TB of the spine, or Pott’s disease, remains a significant health challenge worldwide, particularly in regions with a high prevalence of TB. Early recognition of clinical symptoms, coupled with appropriate diagnostic evaluation and multidisciplinary management, is essential for optimizing patient outcomes and reducing disease morbidity and mortality. The psoas abscess is clinically difficult to diagnose because of its rarity and non-specific clinical presentation.

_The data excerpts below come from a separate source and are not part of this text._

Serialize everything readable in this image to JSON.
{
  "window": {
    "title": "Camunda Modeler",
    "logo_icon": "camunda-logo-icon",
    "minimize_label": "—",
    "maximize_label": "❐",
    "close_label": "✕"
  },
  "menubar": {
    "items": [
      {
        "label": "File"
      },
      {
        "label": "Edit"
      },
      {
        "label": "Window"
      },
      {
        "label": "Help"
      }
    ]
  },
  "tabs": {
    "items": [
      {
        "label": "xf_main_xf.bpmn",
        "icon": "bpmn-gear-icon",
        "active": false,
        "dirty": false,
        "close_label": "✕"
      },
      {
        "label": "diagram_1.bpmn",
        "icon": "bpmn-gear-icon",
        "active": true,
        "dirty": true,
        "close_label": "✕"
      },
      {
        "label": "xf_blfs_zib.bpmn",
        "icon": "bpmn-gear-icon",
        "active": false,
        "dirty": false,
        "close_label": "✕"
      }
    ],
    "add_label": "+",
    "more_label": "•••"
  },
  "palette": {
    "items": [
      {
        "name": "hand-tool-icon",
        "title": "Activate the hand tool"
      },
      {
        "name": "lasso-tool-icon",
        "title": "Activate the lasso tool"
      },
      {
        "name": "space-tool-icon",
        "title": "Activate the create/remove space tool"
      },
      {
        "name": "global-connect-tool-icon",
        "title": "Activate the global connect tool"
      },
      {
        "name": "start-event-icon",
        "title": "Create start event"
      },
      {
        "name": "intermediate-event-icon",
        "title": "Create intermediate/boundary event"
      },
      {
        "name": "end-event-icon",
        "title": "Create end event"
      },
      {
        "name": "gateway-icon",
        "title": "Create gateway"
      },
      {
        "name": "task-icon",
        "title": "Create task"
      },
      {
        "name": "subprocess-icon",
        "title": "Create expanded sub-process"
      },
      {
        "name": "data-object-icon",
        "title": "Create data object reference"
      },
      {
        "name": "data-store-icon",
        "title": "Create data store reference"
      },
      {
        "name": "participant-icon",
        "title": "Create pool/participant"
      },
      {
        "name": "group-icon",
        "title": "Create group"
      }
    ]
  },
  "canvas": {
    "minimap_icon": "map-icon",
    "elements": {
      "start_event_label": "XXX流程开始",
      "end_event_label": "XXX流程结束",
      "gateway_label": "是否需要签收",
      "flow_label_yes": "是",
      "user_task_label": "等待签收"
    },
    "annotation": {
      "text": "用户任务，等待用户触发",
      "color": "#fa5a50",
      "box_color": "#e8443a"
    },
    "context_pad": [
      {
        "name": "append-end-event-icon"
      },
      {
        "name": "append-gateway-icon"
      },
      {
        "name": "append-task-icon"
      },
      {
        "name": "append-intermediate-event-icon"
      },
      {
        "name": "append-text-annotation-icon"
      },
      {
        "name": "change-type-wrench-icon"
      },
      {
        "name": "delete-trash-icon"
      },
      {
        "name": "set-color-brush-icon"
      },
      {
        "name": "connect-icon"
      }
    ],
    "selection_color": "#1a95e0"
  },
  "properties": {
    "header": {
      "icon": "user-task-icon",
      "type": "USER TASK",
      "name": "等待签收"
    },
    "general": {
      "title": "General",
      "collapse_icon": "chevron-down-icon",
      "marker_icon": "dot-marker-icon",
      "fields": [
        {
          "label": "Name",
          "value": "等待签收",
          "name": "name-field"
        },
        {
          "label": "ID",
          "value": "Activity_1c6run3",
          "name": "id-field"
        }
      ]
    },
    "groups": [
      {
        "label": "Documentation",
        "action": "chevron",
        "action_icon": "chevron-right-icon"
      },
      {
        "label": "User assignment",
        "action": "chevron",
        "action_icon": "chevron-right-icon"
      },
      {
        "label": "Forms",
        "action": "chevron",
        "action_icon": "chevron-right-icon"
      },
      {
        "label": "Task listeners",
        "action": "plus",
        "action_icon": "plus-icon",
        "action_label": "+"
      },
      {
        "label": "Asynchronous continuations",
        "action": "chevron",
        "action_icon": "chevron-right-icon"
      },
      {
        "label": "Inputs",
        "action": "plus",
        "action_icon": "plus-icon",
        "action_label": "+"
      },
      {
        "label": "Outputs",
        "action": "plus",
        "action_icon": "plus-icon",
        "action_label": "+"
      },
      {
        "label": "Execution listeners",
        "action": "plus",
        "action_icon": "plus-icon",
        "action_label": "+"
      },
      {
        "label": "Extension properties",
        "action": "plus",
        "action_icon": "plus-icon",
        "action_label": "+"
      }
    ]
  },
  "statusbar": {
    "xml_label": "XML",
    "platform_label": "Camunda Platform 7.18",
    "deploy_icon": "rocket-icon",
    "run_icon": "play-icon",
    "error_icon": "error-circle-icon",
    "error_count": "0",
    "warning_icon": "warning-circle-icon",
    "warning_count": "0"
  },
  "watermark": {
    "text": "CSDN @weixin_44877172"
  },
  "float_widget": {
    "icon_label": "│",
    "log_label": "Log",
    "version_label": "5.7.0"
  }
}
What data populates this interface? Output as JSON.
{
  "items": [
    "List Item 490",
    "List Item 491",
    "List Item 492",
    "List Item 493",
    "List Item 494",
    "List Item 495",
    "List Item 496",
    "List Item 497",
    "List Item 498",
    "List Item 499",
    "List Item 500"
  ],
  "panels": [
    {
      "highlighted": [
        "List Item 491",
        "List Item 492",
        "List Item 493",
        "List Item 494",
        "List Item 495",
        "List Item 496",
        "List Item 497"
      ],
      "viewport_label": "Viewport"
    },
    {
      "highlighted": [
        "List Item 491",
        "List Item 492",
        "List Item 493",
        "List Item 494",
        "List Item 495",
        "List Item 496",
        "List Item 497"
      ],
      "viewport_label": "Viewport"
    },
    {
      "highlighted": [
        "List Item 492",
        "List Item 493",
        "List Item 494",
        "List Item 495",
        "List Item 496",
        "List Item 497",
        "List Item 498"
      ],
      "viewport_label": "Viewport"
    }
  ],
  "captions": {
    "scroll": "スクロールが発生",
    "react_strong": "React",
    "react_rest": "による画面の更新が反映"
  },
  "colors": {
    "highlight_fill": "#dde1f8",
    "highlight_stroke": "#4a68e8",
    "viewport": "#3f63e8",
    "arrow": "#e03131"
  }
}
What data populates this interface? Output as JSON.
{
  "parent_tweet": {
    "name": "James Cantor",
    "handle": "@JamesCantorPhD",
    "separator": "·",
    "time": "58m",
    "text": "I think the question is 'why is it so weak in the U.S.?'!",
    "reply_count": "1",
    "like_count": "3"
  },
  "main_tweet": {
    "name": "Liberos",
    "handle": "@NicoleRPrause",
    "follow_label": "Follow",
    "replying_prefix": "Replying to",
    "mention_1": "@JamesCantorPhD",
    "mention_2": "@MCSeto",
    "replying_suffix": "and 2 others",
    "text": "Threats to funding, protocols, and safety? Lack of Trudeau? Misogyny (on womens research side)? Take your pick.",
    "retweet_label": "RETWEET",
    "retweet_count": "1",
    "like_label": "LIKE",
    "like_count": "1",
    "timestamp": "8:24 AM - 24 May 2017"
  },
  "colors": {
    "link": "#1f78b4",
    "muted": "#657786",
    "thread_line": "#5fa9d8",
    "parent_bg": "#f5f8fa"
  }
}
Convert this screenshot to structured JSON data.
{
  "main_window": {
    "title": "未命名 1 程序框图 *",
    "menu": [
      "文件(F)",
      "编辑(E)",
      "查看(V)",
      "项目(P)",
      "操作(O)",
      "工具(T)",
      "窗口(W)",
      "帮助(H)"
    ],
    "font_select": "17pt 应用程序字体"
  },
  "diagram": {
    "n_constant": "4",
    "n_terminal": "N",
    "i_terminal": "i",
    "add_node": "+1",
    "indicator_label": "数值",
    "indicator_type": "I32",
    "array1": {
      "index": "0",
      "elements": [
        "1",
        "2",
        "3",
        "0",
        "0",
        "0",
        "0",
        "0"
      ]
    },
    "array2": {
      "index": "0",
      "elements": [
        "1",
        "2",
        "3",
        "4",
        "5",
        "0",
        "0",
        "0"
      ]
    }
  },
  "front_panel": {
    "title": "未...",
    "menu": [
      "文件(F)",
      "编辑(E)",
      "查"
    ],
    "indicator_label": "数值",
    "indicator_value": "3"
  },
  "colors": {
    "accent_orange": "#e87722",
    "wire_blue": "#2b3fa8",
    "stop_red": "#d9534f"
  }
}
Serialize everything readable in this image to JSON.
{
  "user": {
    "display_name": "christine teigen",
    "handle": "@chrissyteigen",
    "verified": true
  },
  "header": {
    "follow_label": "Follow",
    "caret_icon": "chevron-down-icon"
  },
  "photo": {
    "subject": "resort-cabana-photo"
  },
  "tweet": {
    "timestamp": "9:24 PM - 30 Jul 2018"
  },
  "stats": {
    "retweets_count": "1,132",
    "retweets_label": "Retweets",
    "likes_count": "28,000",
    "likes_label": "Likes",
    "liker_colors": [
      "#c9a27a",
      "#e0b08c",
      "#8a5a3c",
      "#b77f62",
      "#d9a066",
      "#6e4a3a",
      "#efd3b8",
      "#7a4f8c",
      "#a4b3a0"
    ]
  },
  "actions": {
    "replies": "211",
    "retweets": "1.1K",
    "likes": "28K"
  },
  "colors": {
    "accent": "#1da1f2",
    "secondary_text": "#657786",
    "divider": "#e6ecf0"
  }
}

The management of spinal TB presents various challenges, such as ensuring treatment adherence and addressing the development of multidrug-resistant strains. Preventing long-term consequences associated with spinal TB, including spinal deformations and neurological impairments, remains a significant challenge. Future research should prioritize enhancing diagnostic precision, innovating treatment approaches, and identifying the socioeconomic factors contributing to TB transmission and its overall impact.

This case emphasizes that afebrile, gradually progressive paraparesis with chronic back pain, unexplained weight loss, and atraumatic vertebral collapse should strongly prompt consideration of tuberculous spondylodiscitis with possible psoas abscess, even in the absence of pulmonary involvement or classical systemic symptoms. Early MRI of the dorso‑lumbar spine and timely microbiological/histopathological confirmation are crucial to detect epidural and psoas abscesses before irreversible cord damage occurs. With prompt, individualized anti-tubercular therapy, careful monitoring for drug‑induced hepatotoxicity, spinal bracing, and multidisciplinary conservative care, significant neurological and functional recovery is achievable, helping to prevent permanent disability.